Family very much shapes Connie in Hickey of the Beast: her mother’s position as the head of a boarding school means she’s spent most of her life on campus, and gives her a perspective most other students don’t have. More than that, though, her parents and brothers are a major part of her life. The first character the audience really sees through Connie’s eyes is her little brother—because family has a great deal to do with who Connie is and how she handles what’s to come.
Genre: YA / Fantasy
Publisher: Candlemark & Gleam
ISBN: 978-1-936460-22-9
ASIN: B004S7B21C
Number of pages: 272
Cover Artist: Kate Sullivan
Book Description:
Connie thought freshman year might suck. She never thought it’d be literal.
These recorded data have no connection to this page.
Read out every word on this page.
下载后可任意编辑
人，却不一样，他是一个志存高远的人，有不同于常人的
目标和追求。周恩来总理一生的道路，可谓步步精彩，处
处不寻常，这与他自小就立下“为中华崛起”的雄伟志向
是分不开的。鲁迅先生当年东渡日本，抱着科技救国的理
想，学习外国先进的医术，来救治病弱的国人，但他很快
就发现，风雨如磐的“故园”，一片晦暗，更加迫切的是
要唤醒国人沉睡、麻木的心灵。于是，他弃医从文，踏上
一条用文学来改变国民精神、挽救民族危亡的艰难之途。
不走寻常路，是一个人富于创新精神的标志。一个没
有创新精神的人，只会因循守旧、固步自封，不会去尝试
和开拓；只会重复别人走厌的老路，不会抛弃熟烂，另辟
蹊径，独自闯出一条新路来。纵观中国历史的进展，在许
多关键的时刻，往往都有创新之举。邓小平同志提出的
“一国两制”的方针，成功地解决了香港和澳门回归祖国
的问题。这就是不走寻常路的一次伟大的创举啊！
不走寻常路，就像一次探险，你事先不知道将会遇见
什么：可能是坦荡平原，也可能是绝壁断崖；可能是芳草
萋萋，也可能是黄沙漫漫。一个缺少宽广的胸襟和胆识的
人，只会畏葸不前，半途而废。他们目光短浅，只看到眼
Bad dreams? No big deal. After all, Connie Perez is starting her first year in the prep school her mom runs. Anyone would be a little stressed, right? When she starts dreaming about strange creatures and places that don’t make sense, she doesn’t think much about it: there’s other stuff on her mind. Then she starts noticing that the people she dreams about get sick right afterwards.
Then everything gets weird.
There’s something bad on the campus of Springden Academy. Something that feeds on students and warps their minds. And, as Connie and her friends try to figure out what’s going on, it starts to look like she’s the only one who can stop it. Freshman year was hard enough without having to fight evil after class.
About the Author:
Isabel Kunkle lives and works in Boston, where the winters have yet to kill her. She’s been the headmaster’s kid at a number of prep schools and attended Phillips Academy Andover herself, but has yet to develop mystic powers, unless you count the ability to eat nearly anything. When she has a moment, she likes reading, roleplaying, ballroom dancing, and watching bad TV from the Eighties.